Che sprint Per lo sprint è stata una giornata davvero magica. Nei 100 maschili, privi dell’olimpionico Jacobs che ha già concluso la stagione, successo per De Grasse, il bronzo di Tokyo che si conferma il più continuo con un 9’74”
sporcato solo da una bava di vento oltre la norma (+2.9) e che dunque non gli vale il primato personale davanti a Kerley (9”78). Sono i 200, però, a fornire lo spunto tecnico più interessante, con il successo di uno splendido Noah Lyles, capace di cambiare marcia dall’uscita della curva fino al traguardo per un 19”52 che è la miglior prestazione mondiale stagionale (ma non il personal best che resta il 19”50 del 2019) e gli avrebbe garantito l’oro olimpico in carrozza. Ha battuto Bednarek (19”80) e il fratello Josephus sceso a un interessante 20”03. Nel mezzofondo, a Ingebritsen
non riesce l’assalto al primato europeo di Cram sul miglio (finisce in 3’47”24).
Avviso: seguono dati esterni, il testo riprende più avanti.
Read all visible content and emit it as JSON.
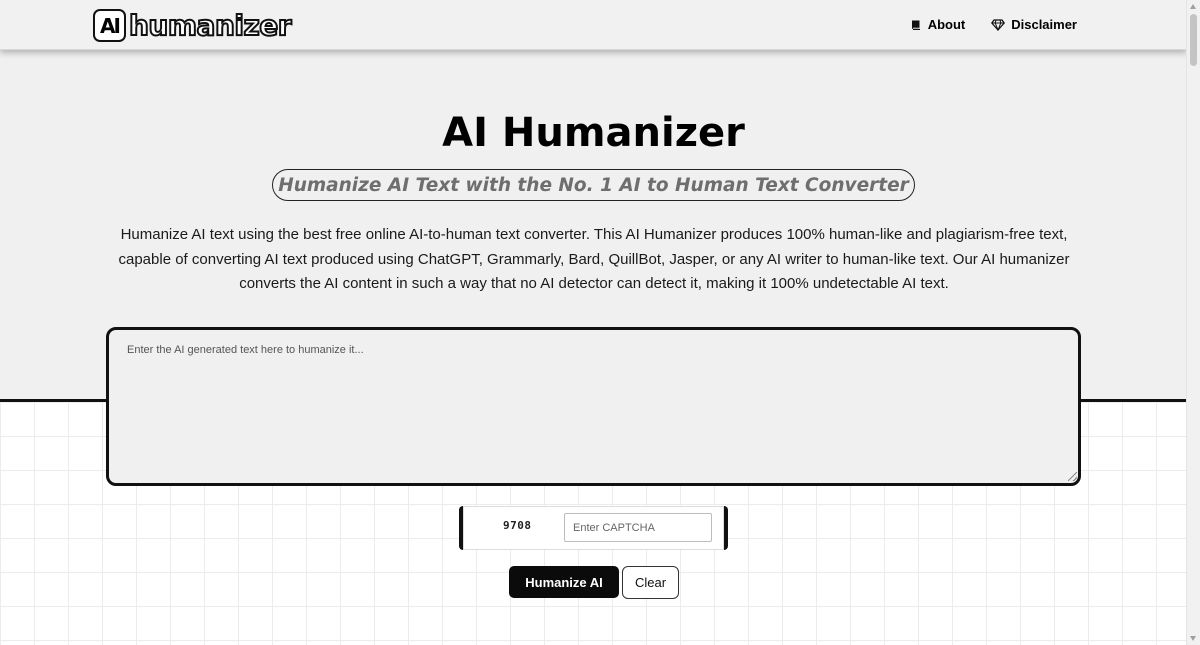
{
  "header": {
    "logo_badge": "AI",
    "logo_word": "humanizer",
    "nav": [
      {
        "label": "About",
        "icon": "book-icon"
      },
      {
        "label": "Disclaimer",
        "icon": "diamond-icon"
      }
    ]
  },
  "hero": {
    "title": "AI Humanizer",
    "subtitle": "Humanize AI Text with the No. 1 AI to Human Text Converter",
    "description": "Humanize AI text using the best free online AI-to-human text converter. This AI Humanizer produces 100% human-like and plagiarism-free text, capable of converting AI text produced using ChatGPT, Grammarly, Bard, QuillBot, Jasper, or any AI writer to human-like text. Our AI humanizer converts the AI content in such a way that no AI detector can detect it, making it 100% undetectable AI text."
  },
  "editor": {
    "placeholder": "Enter the AI generated text here to humanize it...",
    "value": ""
  },
  "captcha": {
    "code": "9708",
    "placeholder": "Enter CAPTCHA",
    "value": ""
  },
  "actions": {
    "humanize_label": "Humanize AI",
    "clear_label": "Clear"
  },
  "colors": {
    "accent": "#0b0b0b",
    "hero_background": "#f0f0f0",
    "subtitle_text": "#6e6e6e"
  }
}
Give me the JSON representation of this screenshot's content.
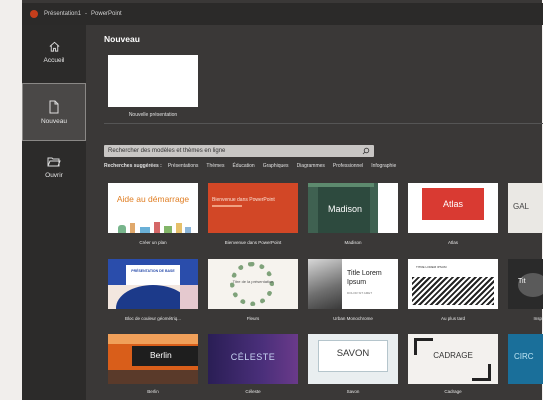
{
  "titlebar": {
    "document": "Présentation1",
    "app": "PowerPoint"
  },
  "nav": {
    "home": "Accueil",
    "new": "Nouveau",
    "open": "Ouvrir"
  },
  "main": {
    "heading": "Nouveau",
    "blank_label": "Nouvelle présentation",
    "search_placeholder": "Rechercher des modèles et thèmes en ligne",
    "suggest_label": "Recherches suggérées :",
    "suggestions": [
      "Présentations",
      "Thèmes",
      "Éducation",
      "Graphiques",
      "Diagrammes",
      "Professionnel",
      "Infographie"
    ]
  },
  "templates": [
    {
      "label": "Créer un plan",
      "title": "Aide au démarrage"
    },
    {
      "label": "Bienvenue dans PowerPoint",
      "title": "Bienvenue dans PowerPoint"
    },
    {
      "label": "Madison",
      "title": "Madison"
    },
    {
      "label": "Atlas",
      "title": "Atlas"
    },
    {
      "label": "",
      "title": "GAL"
    },
    {
      "label": "Bloc de couleur géométriq...",
      "title": "PRÉSENTATION DE BASE"
    },
    {
      "label": "Fleurs",
      "title": "Titre de la présentation"
    },
    {
      "label": "Urban Monochrome",
      "title": "Title Lorem Ipsum",
      "subtitle": "DOLOR SIT AMET"
    },
    {
      "label": "Au plus tard",
      "title": "TITRE LOREM IPSUM"
    },
    {
      "label": "Inspi",
      "title": "Tit"
    },
    {
      "label": "Berlin",
      "title": "Berlin"
    },
    {
      "label": "Céleste",
      "title": "CÉLESTE"
    },
    {
      "label": "Savon",
      "title": "SAVON"
    },
    {
      "label": "Cadrage",
      "title": "CADRAGE"
    },
    {
      "label": "",
      "title": "CIRC"
    }
  ]
}
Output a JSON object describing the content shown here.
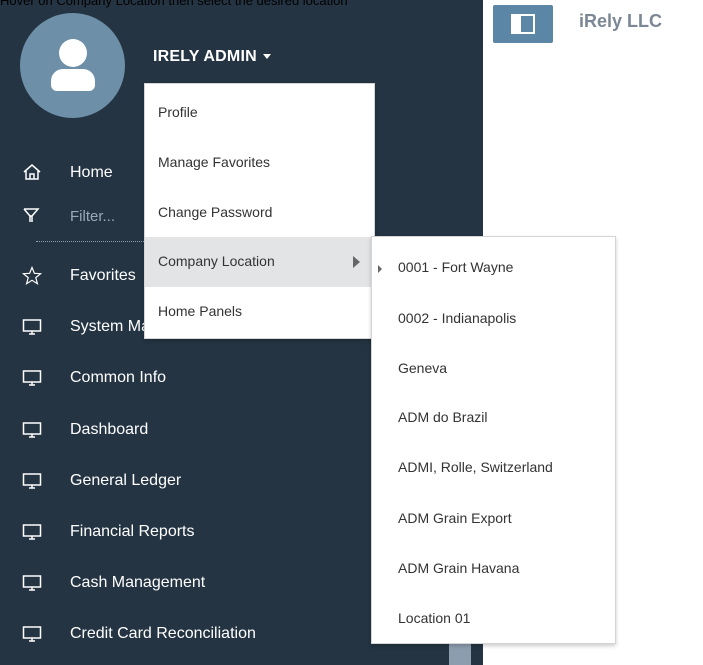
{
  "caption": "Hover on Company Location then select the desired location",
  "header": {
    "company_name": "iRely LLC",
    "toggle_icon": "sidebar-toggle-icon"
  },
  "user": {
    "name": "IRELY ADMIN",
    "avatar_icon": "user-avatar-icon"
  },
  "sidebar": {
    "home_label": "Home",
    "filter_placeholder": "Filter...",
    "items": [
      {
        "label": "Favorites",
        "icon": "star-icon"
      },
      {
        "label": "System Manager",
        "icon": "monitor-icon"
      },
      {
        "label": "Common Info",
        "icon": "monitor-icon"
      },
      {
        "label": "Dashboard",
        "icon": "monitor-icon"
      },
      {
        "label": "General Ledger",
        "icon": "monitor-icon"
      },
      {
        "label": "Financial Reports",
        "icon": "monitor-icon"
      },
      {
        "label": "Cash Management",
        "icon": "monitor-icon"
      },
      {
        "label": "Credit Card Reconciliation",
        "icon": "monitor-icon"
      }
    ]
  },
  "user_menu": {
    "items": [
      "Profile",
      "Manage Favorites",
      "Change Password",
      "Company Location",
      "Home Panels"
    ],
    "active_index": 3
  },
  "location_menu": {
    "items": [
      "0001 - Fort Wayne",
      "0002 - Indianapolis",
      "Geneva",
      "ADM do Brazil",
      "ADMI, Rolle, Switzerland",
      "ADM Grain Export",
      "ADM Grain Havana",
      "Location 01"
    ],
    "hovered_index": 0
  },
  "colors": {
    "sidebar_bg": "#243443",
    "accent": "#5b86a6",
    "menu_hover": "#e2e4e6"
  }
}
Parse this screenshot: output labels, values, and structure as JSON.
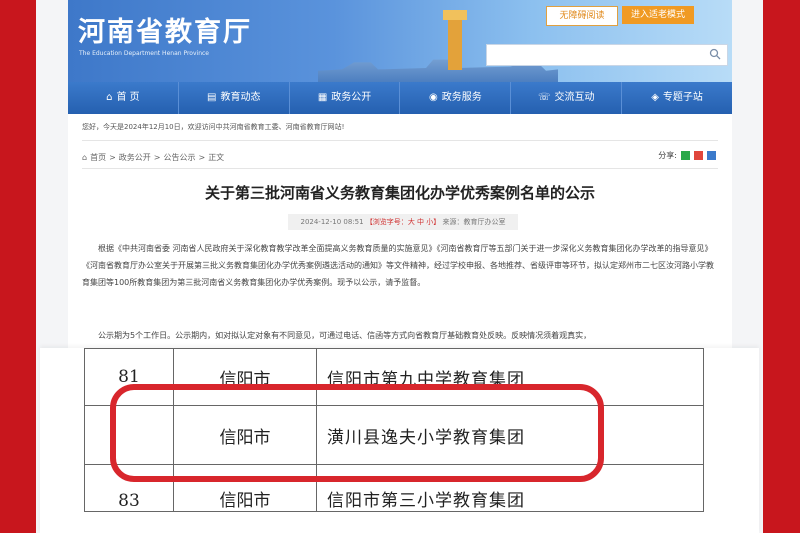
{
  "site": {
    "title": "河南省教育厅",
    "subtitle": "The Education Department Henan Province",
    "accessibility_label": "无障碍阅读",
    "elder_mode_label": "进入适老模式",
    "search_placeholder": ""
  },
  "nav": [
    {
      "icon": "home-icon",
      "label": "首 页"
    },
    {
      "icon": "news-icon",
      "label": "教育动态"
    },
    {
      "icon": "gov-open-icon",
      "label": "政务公开"
    },
    {
      "icon": "service-icon",
      "label": "政务服务"
    },
    {
      "icon": "interaction-icon",
      "label": "交流互动"
    },
    {
      "icon": "topic-icon",
      "label": "专题子站"
    }
  ],
  "greeting": "您好，今天是2024年12月10日，欢迎访问中共河南省教育工委、河南省教育厅网站!",
  "breadcrumb": [
    "首页",
    "政务公开",
    "公告公示",
    "正文"
  ],
  "share_label": "分享:",
  "article": {
    "title": "关于第三批河南省义务教育集团化办学优秀案例名单的公示",
    "date": "2024-12-10 08:51",
    "font_label": "【浏览字号：",
    "font_size_options": "大 中 小】",
    "source": "来源：教育厅办公室",
    "paragraph": "根据《中共河南省委 河南省人民政府关于深化教育教学改革全面提高义务教育质量的实施意见》《河南省教育厅等五部门关于进一步深化义务教育集团化办学改革的指导意见》《河南省教育厅办公室关于开展第三批义务教育集团化办学优秀案例遴选活动的通知》等文件精神，经过学校申报、各地推荐、省级评审等环节，拟认定郑州市二七区汝河路小学教育集团等100所教育集团为第三批河南省义务教育集团化办学优秀案例。现予以公示，请予监督。",
    "notice": "公示期为5个工作日。公示期内，如对拟认定对象有不同意见，可通过电话、信函等方式向省教育厅基础教育处反映。反映情况须着观真实，"
  },
  "table": {
    "rows": [
      {
        "num": "81",
        "city": "信阳市",
        "name": "信阳市第九中学教育集团"
      },
      {
        "num": "",
        "city": "信阳市",
        "name": "潢川县逸夫小学教育集团"
      },
      {
        "num": "83",
        "city": "信阳市",
        "name": "信阳市第三小学教育集团"
      }
    ]
  },
  "colors": {
    "frame": "#c8161d",
    "nav": "#2f6dbf",
    "highlight": "#d8262c",
    "accent_orange": "#f09a23"
  }
}
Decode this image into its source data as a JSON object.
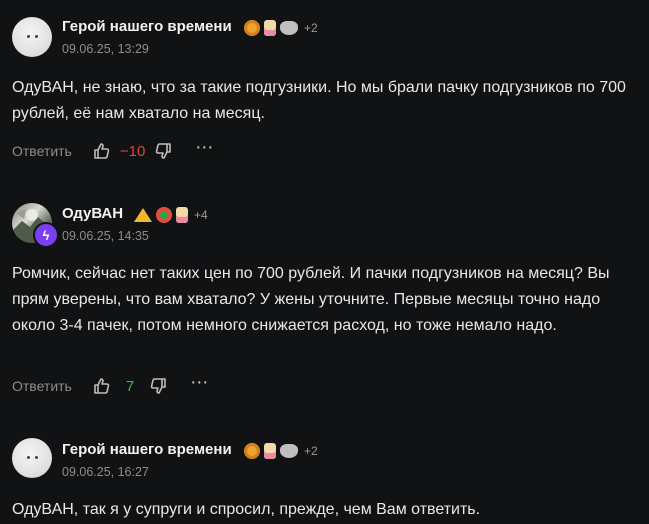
{
  "comments": [
    {
      "author": "Герой нашего времени",
      "extra_awards": "+2",
      "date": "09.06.25, 13:29",
      "text": "ОдуВАН, не знаю, что за такие подгузники. Но мы брали пачку подгузников по 700 рублей, её нам хватало на месяц.",
      "reply_label": "Ответить",
      "score": "−10",
      "score_color": "#e2453c"
    },
    {
      "author": "ОдуВАН",
      "extra_awards": "+4",
      "date": "09.06.25, 14:35",
      "text": "Ромчик, сейчас нет таких цен по 700 рублей. И пачки подгузников на месяц? Вы прям уверены, что вам хватало? У жены уточните. Первые месяцы точно надо около 3-4 пачек, потом немного снижается расход, но тоже немало надо.",
      "reply_label": "Ответить",
      "score": "7",
      "score_color": "#3fb84f"
    },
    {
      "author": "Герой нашего времени",
      "extra_awards": "+2",
      "date": "09.06.25, 16:27",
      "text": "ОдуВАН, так я у супруги и спросил, прежде, чем Вам ответить."
    }
  ],
  "icons": {
    "more": "⋯",
    "bolt": "ϟ"
  }
}
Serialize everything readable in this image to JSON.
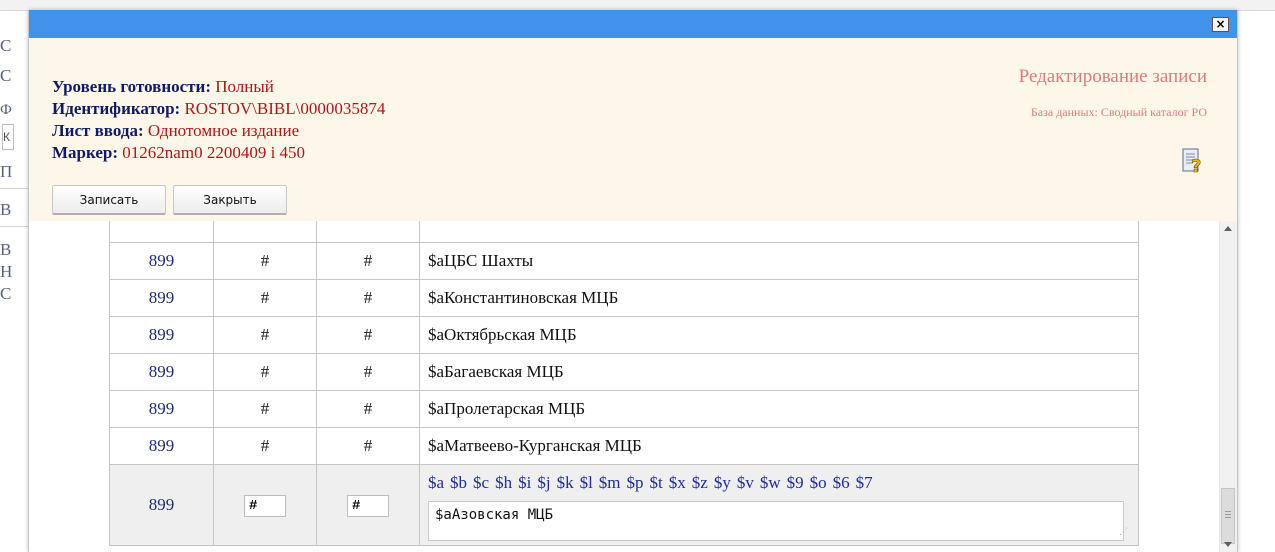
{
  "background": {
    "letters": [
      "С",
      "С",
      "Ф",
      "П",
      "В",
      "В",
      "Н",
      "С"
    ],
    "box_text": "К"
  },
  "dialog": {
    "close_label": "×",
    "info": {
      "level_label": "Уровень готовности:",
      "level_value": "Полный",
      "id_label": "Идентификатор:",
      "id_value": "ROSTOV\\BIBL\\0000035874",
      "sheet_label": "Лист ввода:",
      "sheet_value": "Однотомное издание",
      "marker_label": "Маркер:",
      "marker_value": "01262nam0 2200409 i 450"
    },
    "edit_title": "Редактирование записи",
    "db_label": "База данных: Сводный каталог РО",
    "help_icon": "help-book-question-icon",
    "buttons": {
      "save": "Записать",
      "close": "Закрыть"
    }
  },
  "fields": {
    "partial_row_text": "$аЦБС Шахты",
    "rows": [
      {
        "tag": "899",
        "ind1": "#",
        "ind2": "#",
        "data": "$аЦБС Шахты"
      },
      {
        "tag": "899",
        "ind1": "#",
        "ind2": "#",
        "data": "$аКонстантиновская МЦБ"
      },
      {
        "tag": "899",
        "ind1": "#",
        "ind2": "#",
        "data": "$аОктябрьская МЦБ"
      },
      {
        "tag": "899",
        "ind1": "#",
        "ind2": "#",
        "data": "$аБагаевская МЦБ"
      },
      {
        "tag": "899",
        "ind1": "#",
        "ind2": "#",
        "data": "$аПролетарская МЦБ"
      },
      {
        "tag": "899",
        "ind1": "#",
        "ind2": "#",
        "data": "$аМатвеево-Курганская МЦБ"
      }
    ],
    "edit_row": {
      "tag": "899",
      "ind1": "#",
      "ind2": "#",
      "subfields": [
        "$a",
        "$b",
        "$c",
        "$h",
        "$i",
        "$j",
        "$k",
        "$l",
        "$m",
        "$p",
        "$t",
        "$x",
        "$z",
        "$y",
        "$v",
        "$w",
        "$9",
        "$o",
        "$6",
        "$7"
      ],
      "value": "$аАзовская МЦБ"
    }
  },
  "colors": {
    "titlebar": "#4193ea",
    "header_bg": "#fdf7ea",
    "label_navy": "#101a66",
    "value_red": "#b31414",
    "title_pink": "#e07a7a",
    "tag_blue": "#1f2a80"
  }
}
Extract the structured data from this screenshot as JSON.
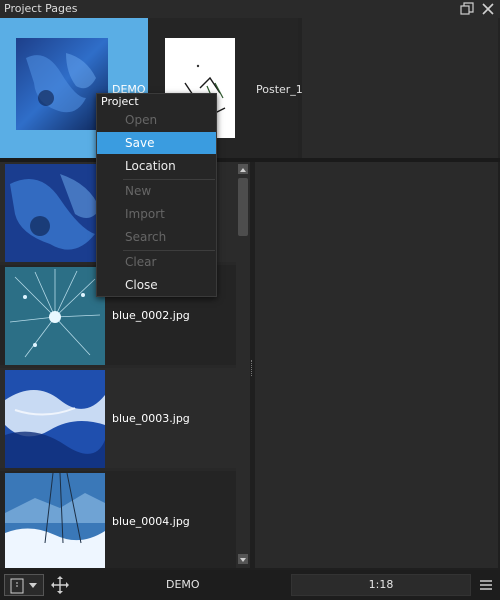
{
  "window": {
    "title": "Project Pages",
    "restore_icon": "restore-window-icon",
    "close_icon": "close-icon"
  },
  "pages": [
    {
      "label": "DEMO",
      "selected": true
    },
    {
      "label": "Poster_1",
      "selected": false
    }
  ],
  "image_list": [
    {
      "name": ""
    },
    {
      "name": "blue_0002.jpg"
    },
    {
      "name": "blue_0003.jpg"
    },
    {
      "name": "blue_0004.jpg"
    }
  ],
  "context_menu": {
    "title": "Project",
    "items": [
      {
        "label": "Open",
        "enabled": false
      },
      {
        "label": "Save",
        "enabled": true,
        "highlighted": true
      },
      {
        "label": "Location",
        "enabled": true
      },
      {
        "label": "New",
        "enabled": false
      },
      {
        "label": "Import",
        "enabled": false
      },
      {
        "label": "Search",
        "enabled": false
      },
      {
        "label": "Clear",
        "enabled": false
      },
      {
        "label": "Close",
        "enabled": true
      }
    ]
  },
  "bottombar": {
    "project_name": "DEMO",
    "aspect_ratio": "1:18",
    "view_icon": "page-view-icon",
    "move_icon": "move-arrows-icon",
    "menu_icon": "hamburger-menu-icon"
  },
  "colors": {
    "accent": "#3a9ce0",
    "selected_page": "#5aaee5",
    "background": "#1f1f1f"
  }
}
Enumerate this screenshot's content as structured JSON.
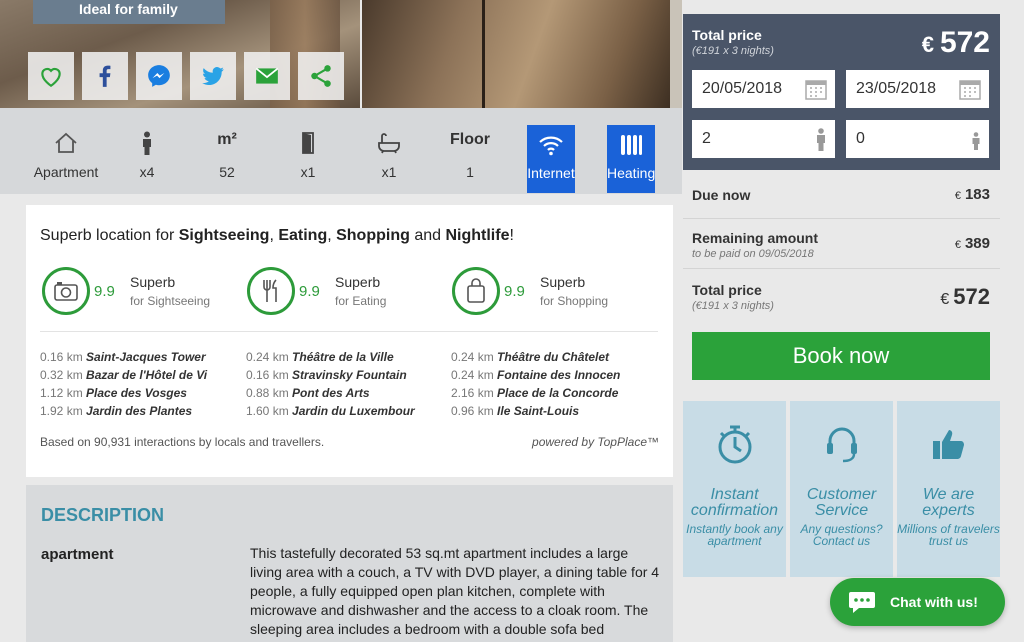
{
  "gallery": {
    "badge": "Ideal for family"
  },
  "share": [
    "favorite-icon",
    "facebook-icon",
    "messenger-icon",
    "twitter-icon",
    "email-icon",
    "share-icon"
  ],
  "features": [
    {
      "icon": "house-icon",
      "value": "Apartment"
    },
    {
      "icon": "person-icon",
      "value": "x4"
    },
    {
      "label": "m²",
      "value": "52"
    },
    {
      "icon": "door-icon",
      "value": "x1"
    },
    {
      "icon": "bathtub-icon",
      "value": "x1"
    },
    {
      "label": "Floor",
      "value": "1"
    },
    {
      "icon": "wifi-icon",
      "value": "Internet"
    },
    {
      "icon": "radiator-icon",
      "value": "Heating"
    }
  ],
  "location": {
    "headline_prefix": "Superb location for ",
    "headline_items": [
      "Sightseeing",
      "Eating",
      "Shopping",
      "Nightlife"
    ],
    "sep1": ", ",
    "sep2": ", ",
    "sep3": " and ",
    "headline_suffix": "!",
    "scores": [
      {
        "icon": "camera-icon",
        "score": "9.9",
        "label": "Superb",
        "sub": "for Sightseeing"
      },
      {
        "icon": "cutlery-icon",
        "score": "9.9",
        "label": "Superb",
        "sub": "for Eating"
      },
      {
        "icon": "bag-icon",
        "score": "9.9",
        "label": "Superb",
        "sub": "for Shopping"
      }
    ],
    "places": [
      [
        {
          "d": "0.16 km",
          "n": "Saint-Jacques Tower"
        },
        {
          "d": "0.32 km",
          "n": "Bazar de l'Hôtel de Vi"
        },
        {
          "d": "1.12 km",
          "n": "Place des Vosges"
        },
        {
          "d": "1.92 km",
          "n": "Jardin des Plantes"
        }
      ],
      [
        {
          "d": "0.24 km",
          "n": "Théâtre de la Ville"
        },
        {
          "d": "0.16 km",
          "n": "Stravinsky Fountain"
        },
        {
          "d": "0.88 km",
          "n": "Pont des Arts"
        },
        {
          "d": "1.60 km",
          "n": "Jardin du Luxembour"
        }
      ],
      [
        {
          "d": "0.24 km",
          "n": "Théâtre du Châtelet"
        },
        {
          "d": "0.24 km",
          "n": "Fontaine des Innocen"
        },
        {
          "d": "2.16 km",
          "n": "Place de la Concorde"
        },
        {
          "d": "0.96 km",
          "n": "Ile Saint-Louis"
        }
      ]
    ],
    "footnote": "Based on 90,931 interactions by locals and travellers.",
    "powered": "powered by TopPlace™"
  },
  "description": {
    "title": "DESCRIPTION",
    "type": "apartment",
    "text": "This tastefully decorated 53 sq.mt apartment includes a large living area with a couch, a TV with DVD player, a dining table for 4 people, a fully equipped open plan kitchen, complete with microwave and dishwasher and the access to a cloak room. The sleeping area includes a bedroom with a double sofa bed"
  },
  "booking": {
    "title": "Total price",
    "sub": "(€191 x 3 nights)",
    "currency": "€",
    "price": "572",
    "checkin": "20/05/2018",
    "checkout": "23/05/2018",
    "adults": "2",
    "children": "0",
    "due_label": "Due now",
    "due_value": "183",
    "remaining_label": "Remaining amount",
    "remaining_sub": "to be paid on 09/05/2018",
    "remaining_value": "389",
    "total_label": "Total price",
    "total_sub": "(€191 x 3 nights)",
    "total_value": "572",
    "book_label": "Book now"
  },
  "perks": [
    {
      "icon": "stopwatch-icon",
      "title": "Instant confirmation",
      "sub": "Instantly book any apartment"
    },
    {
      "icon": "headset-icon",
      "title": "Customer Service",
      "sub": "Any questions? Contact us"
    },
    {
      "icon": "thumbs-up-icon",
      "title": "We are experts",
      "sub": "Millions of travelers trust us"
    }
  ],
  "chat": {
    "label": "Chat with us!"
  },
  "colors": {
    "green": "#2ba23a",
    "blue": "#1a62d8",
    "teal": "#3a8ea6",
    "panel": "#4a5568"
  }
}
Marginale la presenza italiana: il migliore è il triplista Dallavalle che chiude 5° con 16.80 nella gara dominata dall’olimpionico Pichardo (17.63), mentre la Sabbatini perde il treno delle migliori nei 1500 dominati dalla Kipyegon e chiude decima in 4’04”55. Da dimenticare l’alto della Trost con tre nulli a 1.83. Ora tutti in Europa, a Losanna il 26.